Прости меня, Многорад Многорадович, за столь чудовищные крамольные мыслишки. Мы с тобой оба атеисты, но я не могу, в отличие от тебя, видеть во всем только хорошее. Как известно, без тени не бывает света…
Неожиданно кто-то тронул меня за плечо, подойдя сзади неслышными шагами. Я обернулась: это был сам князь Кудеяр Остромирович.
– Пойдем, Конкордия, – тихо сказал он, – на Манном поле уже установлены столы для стравы. А то, чего доброго, и места свободного на лавках не останется.

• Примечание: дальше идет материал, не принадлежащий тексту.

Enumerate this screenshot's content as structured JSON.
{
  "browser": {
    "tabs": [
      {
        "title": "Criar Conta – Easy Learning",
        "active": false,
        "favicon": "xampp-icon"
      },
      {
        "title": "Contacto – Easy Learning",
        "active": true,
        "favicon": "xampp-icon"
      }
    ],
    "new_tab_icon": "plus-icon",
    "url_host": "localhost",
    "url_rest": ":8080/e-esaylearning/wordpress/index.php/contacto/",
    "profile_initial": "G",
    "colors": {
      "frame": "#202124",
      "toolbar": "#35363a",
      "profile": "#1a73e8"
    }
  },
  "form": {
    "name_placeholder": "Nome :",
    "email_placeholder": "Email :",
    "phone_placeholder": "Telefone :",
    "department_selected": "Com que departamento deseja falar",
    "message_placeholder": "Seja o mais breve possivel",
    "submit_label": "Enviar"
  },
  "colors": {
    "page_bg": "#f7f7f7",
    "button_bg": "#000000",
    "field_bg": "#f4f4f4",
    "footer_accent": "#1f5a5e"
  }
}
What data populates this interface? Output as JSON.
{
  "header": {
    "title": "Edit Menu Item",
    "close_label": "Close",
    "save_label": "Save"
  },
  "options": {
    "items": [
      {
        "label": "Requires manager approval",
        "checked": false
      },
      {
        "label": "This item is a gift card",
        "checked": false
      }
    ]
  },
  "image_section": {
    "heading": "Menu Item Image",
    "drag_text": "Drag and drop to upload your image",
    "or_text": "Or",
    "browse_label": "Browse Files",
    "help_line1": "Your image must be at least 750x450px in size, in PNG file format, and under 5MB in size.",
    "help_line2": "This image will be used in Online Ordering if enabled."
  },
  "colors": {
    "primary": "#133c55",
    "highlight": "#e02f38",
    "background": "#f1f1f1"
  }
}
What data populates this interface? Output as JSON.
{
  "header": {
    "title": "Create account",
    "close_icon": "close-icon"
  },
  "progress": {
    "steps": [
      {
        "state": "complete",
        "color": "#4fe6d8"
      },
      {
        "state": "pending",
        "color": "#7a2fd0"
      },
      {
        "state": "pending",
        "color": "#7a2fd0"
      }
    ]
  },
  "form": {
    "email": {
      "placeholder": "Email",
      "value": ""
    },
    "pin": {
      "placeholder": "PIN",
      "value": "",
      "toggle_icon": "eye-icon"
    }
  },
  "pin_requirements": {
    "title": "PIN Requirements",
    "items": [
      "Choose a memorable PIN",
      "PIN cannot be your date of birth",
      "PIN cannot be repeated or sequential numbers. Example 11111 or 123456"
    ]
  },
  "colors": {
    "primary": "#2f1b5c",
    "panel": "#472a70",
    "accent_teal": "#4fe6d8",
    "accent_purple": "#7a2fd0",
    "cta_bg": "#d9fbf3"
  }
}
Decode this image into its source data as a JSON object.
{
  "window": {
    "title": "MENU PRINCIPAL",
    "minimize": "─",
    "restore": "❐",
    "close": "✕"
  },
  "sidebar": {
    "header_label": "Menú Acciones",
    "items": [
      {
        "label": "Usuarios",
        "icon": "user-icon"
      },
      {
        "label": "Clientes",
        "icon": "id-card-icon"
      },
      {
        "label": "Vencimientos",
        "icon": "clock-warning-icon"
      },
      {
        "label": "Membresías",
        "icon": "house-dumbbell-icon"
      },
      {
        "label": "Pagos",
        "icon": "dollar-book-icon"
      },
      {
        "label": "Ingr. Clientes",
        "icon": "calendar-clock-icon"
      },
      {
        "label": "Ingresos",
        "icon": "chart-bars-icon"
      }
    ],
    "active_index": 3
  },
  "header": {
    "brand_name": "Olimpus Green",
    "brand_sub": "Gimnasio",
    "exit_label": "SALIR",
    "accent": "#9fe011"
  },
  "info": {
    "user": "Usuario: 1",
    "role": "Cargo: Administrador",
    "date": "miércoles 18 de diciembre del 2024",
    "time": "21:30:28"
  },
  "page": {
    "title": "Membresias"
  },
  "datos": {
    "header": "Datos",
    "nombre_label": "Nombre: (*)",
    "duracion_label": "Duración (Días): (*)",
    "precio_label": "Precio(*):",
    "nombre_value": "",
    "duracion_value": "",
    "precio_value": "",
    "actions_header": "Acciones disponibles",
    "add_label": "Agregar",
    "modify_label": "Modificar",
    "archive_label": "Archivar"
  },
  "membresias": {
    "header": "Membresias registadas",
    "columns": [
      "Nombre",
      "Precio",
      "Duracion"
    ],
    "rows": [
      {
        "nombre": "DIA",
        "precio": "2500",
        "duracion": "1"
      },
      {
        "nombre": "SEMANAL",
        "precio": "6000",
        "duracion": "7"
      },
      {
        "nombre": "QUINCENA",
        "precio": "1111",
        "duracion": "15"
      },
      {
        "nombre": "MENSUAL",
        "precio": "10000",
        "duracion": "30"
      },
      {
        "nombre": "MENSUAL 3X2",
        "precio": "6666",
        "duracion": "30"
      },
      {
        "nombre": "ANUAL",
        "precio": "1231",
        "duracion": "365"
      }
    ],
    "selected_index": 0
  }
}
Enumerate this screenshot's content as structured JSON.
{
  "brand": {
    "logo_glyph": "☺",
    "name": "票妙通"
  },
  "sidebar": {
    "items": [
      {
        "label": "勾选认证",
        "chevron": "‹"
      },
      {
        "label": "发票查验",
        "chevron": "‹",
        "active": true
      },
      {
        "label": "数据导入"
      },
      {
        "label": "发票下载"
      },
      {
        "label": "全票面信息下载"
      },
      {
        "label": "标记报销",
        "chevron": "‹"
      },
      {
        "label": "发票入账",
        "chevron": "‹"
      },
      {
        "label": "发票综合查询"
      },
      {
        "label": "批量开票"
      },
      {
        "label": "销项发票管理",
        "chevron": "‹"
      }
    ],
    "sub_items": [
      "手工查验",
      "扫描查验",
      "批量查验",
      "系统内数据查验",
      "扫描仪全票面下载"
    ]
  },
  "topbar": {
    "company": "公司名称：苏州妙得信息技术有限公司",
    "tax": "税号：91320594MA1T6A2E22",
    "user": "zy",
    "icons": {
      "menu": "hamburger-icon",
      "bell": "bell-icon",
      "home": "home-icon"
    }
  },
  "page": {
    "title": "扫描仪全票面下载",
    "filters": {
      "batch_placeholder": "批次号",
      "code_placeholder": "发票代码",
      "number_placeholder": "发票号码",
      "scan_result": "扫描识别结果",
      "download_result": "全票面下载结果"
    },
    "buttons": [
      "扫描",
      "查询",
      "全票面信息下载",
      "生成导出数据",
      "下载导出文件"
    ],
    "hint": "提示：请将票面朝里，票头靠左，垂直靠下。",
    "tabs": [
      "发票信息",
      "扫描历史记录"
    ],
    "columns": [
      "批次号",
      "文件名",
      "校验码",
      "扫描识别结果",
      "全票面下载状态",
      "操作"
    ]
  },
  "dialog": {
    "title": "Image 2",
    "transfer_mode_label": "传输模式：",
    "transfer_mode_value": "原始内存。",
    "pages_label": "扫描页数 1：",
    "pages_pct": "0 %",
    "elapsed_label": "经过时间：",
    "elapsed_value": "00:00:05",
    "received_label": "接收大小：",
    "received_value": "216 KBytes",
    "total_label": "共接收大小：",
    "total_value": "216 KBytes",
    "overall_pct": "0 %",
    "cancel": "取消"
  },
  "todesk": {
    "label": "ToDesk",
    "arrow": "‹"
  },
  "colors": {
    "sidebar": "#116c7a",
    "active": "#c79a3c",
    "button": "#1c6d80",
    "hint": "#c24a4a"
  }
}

Я осмотрелась. На пристани мы остались совсем одни – впереди едва виднелись спешащие на поминальный ужин Алексей с Порфирием, Себастьян с Веденеей, Добрыня с Наташей да Буривой с моей мамой. Замыкал шествие Тим, с интересом поворачивающий голову то в одну, то в другую сторону – как всякий человек, впервые попавший на Манное поле. Оказывается: замечтавшись, я совсем не заметила, как мои товарищи двинулись прочь от реки.
– Ну вот, Конкордия, не успел я оглянуться, а ты уже нашла себе нового Этьена! – слегка иронично заметил князь, поддерживая меня под локоть.